Photo: China Eco-City Academy (CECA)

At the invitation of the 2nd Horticultural Show of Hubei Province, a garden designed in the French style by the CSTB was inaugurated on September 28, 2019, in Jingzhou, China, in the presence of Rudolph Girault, representative of the General Consulate of France in Wuhan. A total of 43 gardens were planted using innovative approaches, techniques and materials.
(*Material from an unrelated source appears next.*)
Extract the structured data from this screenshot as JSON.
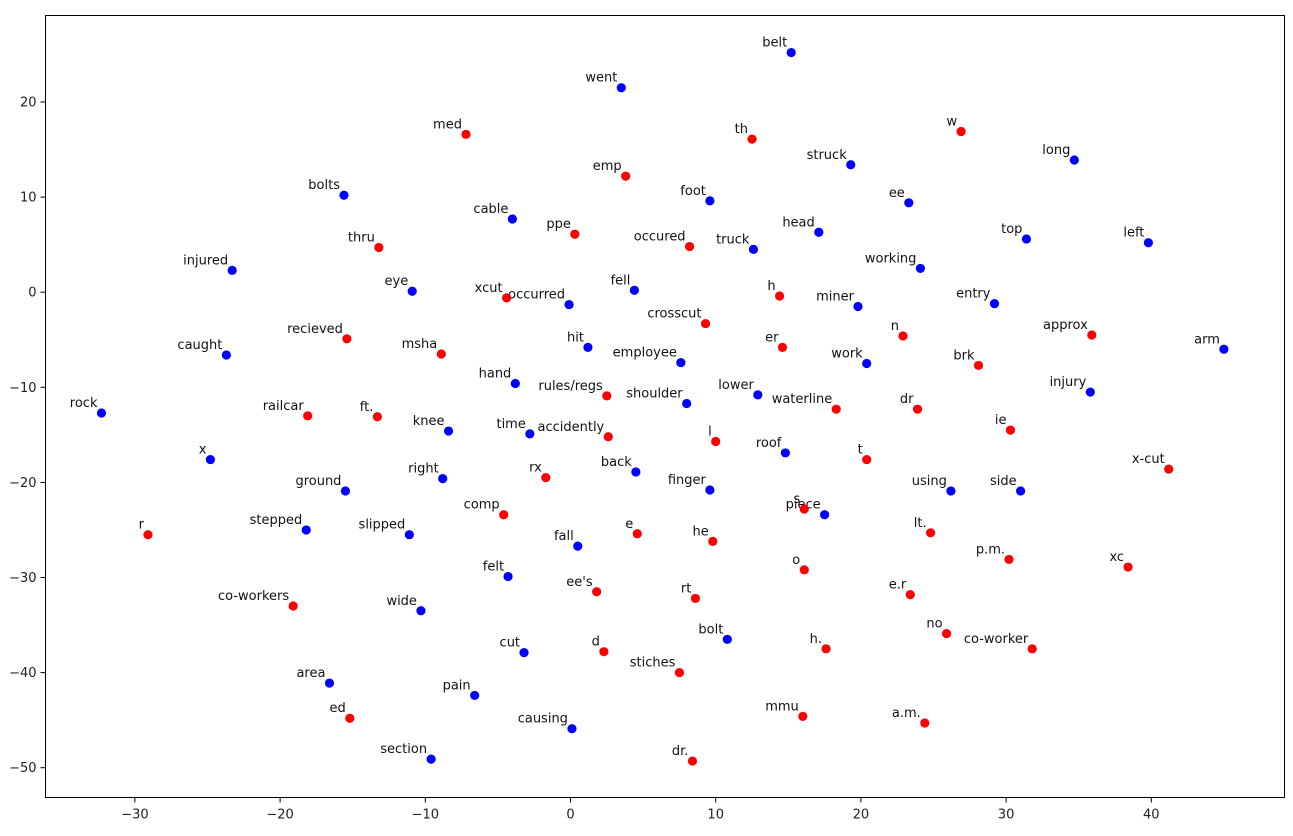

The CSTB presented a garden model incorporating a small-scale natural water treatment system, as an example of the technique the CSTB is proposing in the eco-city project, and which could be used full scale to clean up Lake Jingzhou.

Jingzhou is one of five cities that have benefited from the Sino-French Eco-cities program, developed jointly by the CSTB, the China Eco-City Academy (CECA) and the Chinese Society for Urban Studies (CSUS). It received the Eco-City Prize in Zhuhai in April 2018 and HQE development certification. The city is bordered by a heavily polluted river and lake.

Against this background, the city of Jingzhou and the CECA asked the CSTB to design this French garden for the show. CSTB experts offered a 1600-m² ecological garden using natural water treatment techniques, specifically the lagoon techniques that the CSTB developed for the cleanup of the lake as part of the Sino-French Eco-cities program. Polluted water is pumped from the river to the overlooking garden, fed into three cascading ponds where purifying plants grow, and finally returned, cleaned, to the river.

While developing the ecological solution, the CSTB created geometric garden beds and cascades that suggest traditional French gardens, providing a glimpse of the aesthetic ideal of another era. Trimmed hedges were replaced with beds of moss and recycled materials: crushed brick and wood chip waste.

The garden is embellished with a high wooden boardwalk for a panoramic view of the vast site and the surrounding landscape. And a cafe was constructed at the entrance of the garden, with photovoltaic panels on its roof. The passive-energy building is proposed by the CECA.

Although the gardens built for the Horticultural Show of Hubei Province are temporary, the garden designed by the CSTB will remain and likely open to the public at the end of the event to demonstrate the salvage of construction site materials and techniques for the natural cleanup of stormwater, rivers and lakes.